New Zealand captain Kieran Read on course to return for first Lions test
New Zealand captain Kieran Read is firmly on course to make his comeback from injury in Saturday's first Test against the British and Irish Lions.
Read has been sidelined since breaking his thumb while on Super Rugby duty for the Crusaders just over seven weeks ago.
But All Blacks assistant coach Ian Foster delivered an upbeat fitness bulletin when he spoke to reporters in Auckland on Tuesday.
Number eight Read, who has won 97 caps, took over as skipper from Richie McCaw after the 2015 World Cup and is a huge part of New Zealand's bid to topple the Lions.
Head coach Steve Hansen will announce his starting line-up for the opening Lions clash at Eden Park later this week, and Read looks set to be in it.
"Firstly, he didn't want to miss it (the first Test)," Foster said. "He is desperate to play. He is our leader, so that's natural.
"Secondly, the diagnosis has always been that he was going to be due to play this game, and we have been monitoring that progress versus the initial diagnosis.
"It was a little bit touch and go for last week (against Samoa) whether there was a chance to get him a few minutes under his belt. It didn't happen, but we are pretty satisfied.

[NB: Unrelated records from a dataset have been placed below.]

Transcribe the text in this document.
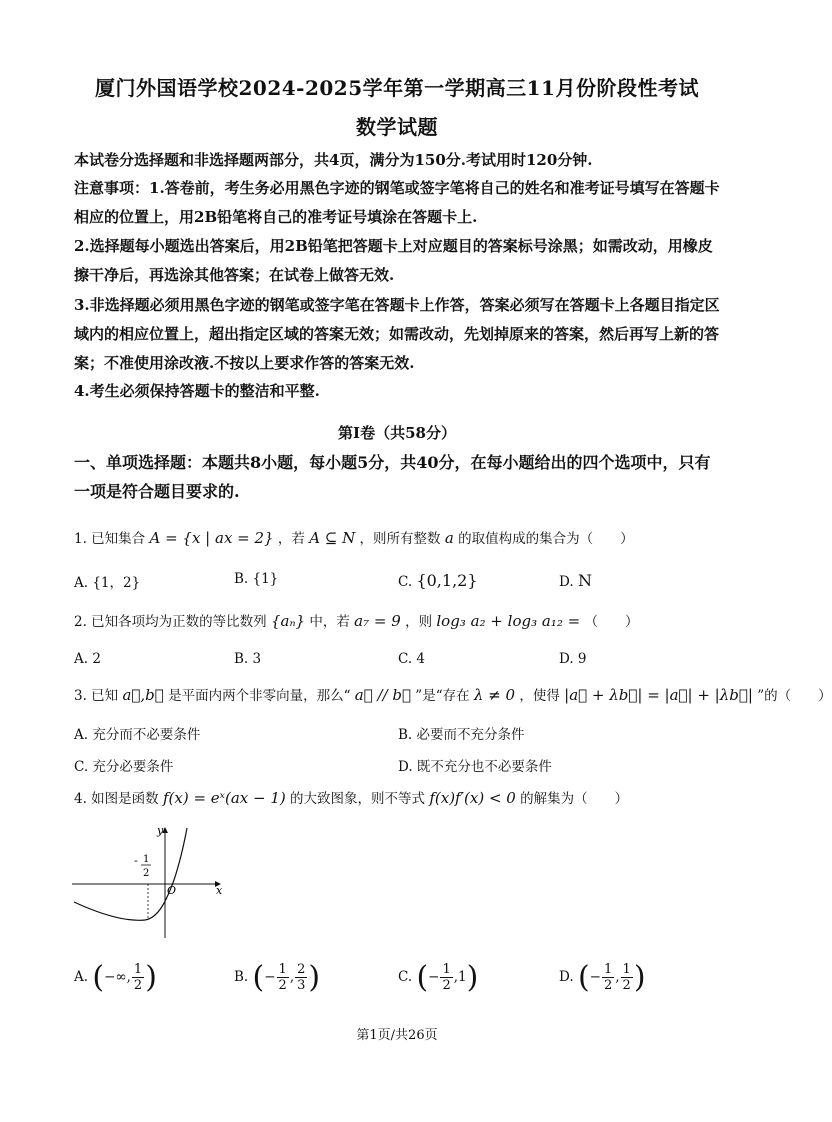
厦门外国语学校2024-2025学年第一学期高三11月份阶段性考试
数学试题
本试卷分选择题和非选择题两部分，共4页，满分为150分.考试用时120分钟.
注意事项：1.答卷前，考生务必用黑色字迹的钢笔或签字笔将自己的姓名和准考证号填写在答题卡相应的位置上，用2B铅笔将自己的准考证号填涂在答题卡上.
2.选择题每小题选出答案后，用2B铅笔把答题卡上对应题目的答案标号涂黑；如需改动，用橡皮擦干净后，再选涂其他答案；在试卷上做答无效.
3.非选择题必须用黑色字迹的钢笔或签字笔在答题卡上作答，答案必须写在答题卡上各题目指定区域内的相应位置上，超出指定区域的答案无效；如需改动，先划掉原来的答案，然后再写上新的答案；不准使用涂改液.不按以上要求作答的答案无效.
4.考生必须保持答题卡的整洁和平整.
第Ⅰ卷（共58分）
一、单项选择题：本题共8小题，每小题5分，共40分，在每小题给出的四个选项中，只有一项是符合题目要求的.
1. 已知集合 A = {x | ax = 2} ，若 A ⊆ N ，则所有整数 a 的取值构成的集合为（　　）
A. {1，2}	B. {1}	C. {0,1,2}	D. N
2. 已知各项均为正数的等比数列 {aₙ} 中，若 a₇ = 9 ，则 log₃ a₂ + log₃ a₁₂ = （　　）
A. 2	B. 3	C. 4	D. 9
3. 已知 a⃗,b⃗ 是平面内两个非零向量，那么“ a⃗ // b⃗ ”是“存在 λ ≠ 0 ，使得 |a⃗ + λb⃗| = |a⃗| + |λb⃗| ”的（　　）
A. 充分而不必要条件	B. 必要而不充分条件
C. 充分必要条件	D. 既不充分也不必要条件
4. 如图是函数 f(x) = eˣ(ax − 1) 的大致图象，则不等式 f(x)f′(x) < 0 的解集为（　　）
y
x
O
- 1
2
A. (−∞, $\frac{1}{2}$ )	B. (− $\frac{1}{2}$ , $\frac{2}{3}$ )	C. (− $\frac{1}{2} ,1$)	D. (− $\frac{1}{2}$ , $\frac{1}{2}$ )
第1页/共26页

"He has had his first real solid hit-out with contact and everything, and hopefully he comes through that really well by the end of the day, and then it becomes a reasonably easy decision."
Foster also hailed Read's captaincy since he took over the reins from a retired McCaw following New Zealand's victorious 2015 World Cup campaign.
"He has been a big part of the leadership group for a long time now, and just the way he grew into the (captaincy) role last year," Foster added.
"The biggest accolade I can give him is the way he grew people around him. He has a very inclusive leadership style, encourages a lot of decision-making from the group around him and earned a lot of respect for that.
"To have Reado back would be a real boost for us."
Foster, meanwhile, gave short shrift to Lions boss Warren Gatland's comments three days ago when he highlighted what he sees as New Zealand players illegally blocking to prevent opponents contesting possession in the air.
Gatland also claimed his opposite number Hansen might be worried leading into the Test series.
"We were apparently bad scrummagers last week," Foster said.
"This week we are bad at something else, and next week I can guarantee we will be useless at something else next week, so that's how I'm treating it.
"Look, there is a bit of banter going on.
"Obviously, he (Gatland) has tried to highlight some things he doesn't think we are doing very well. We appreciate the feedback, but it doesn't change much of our plan."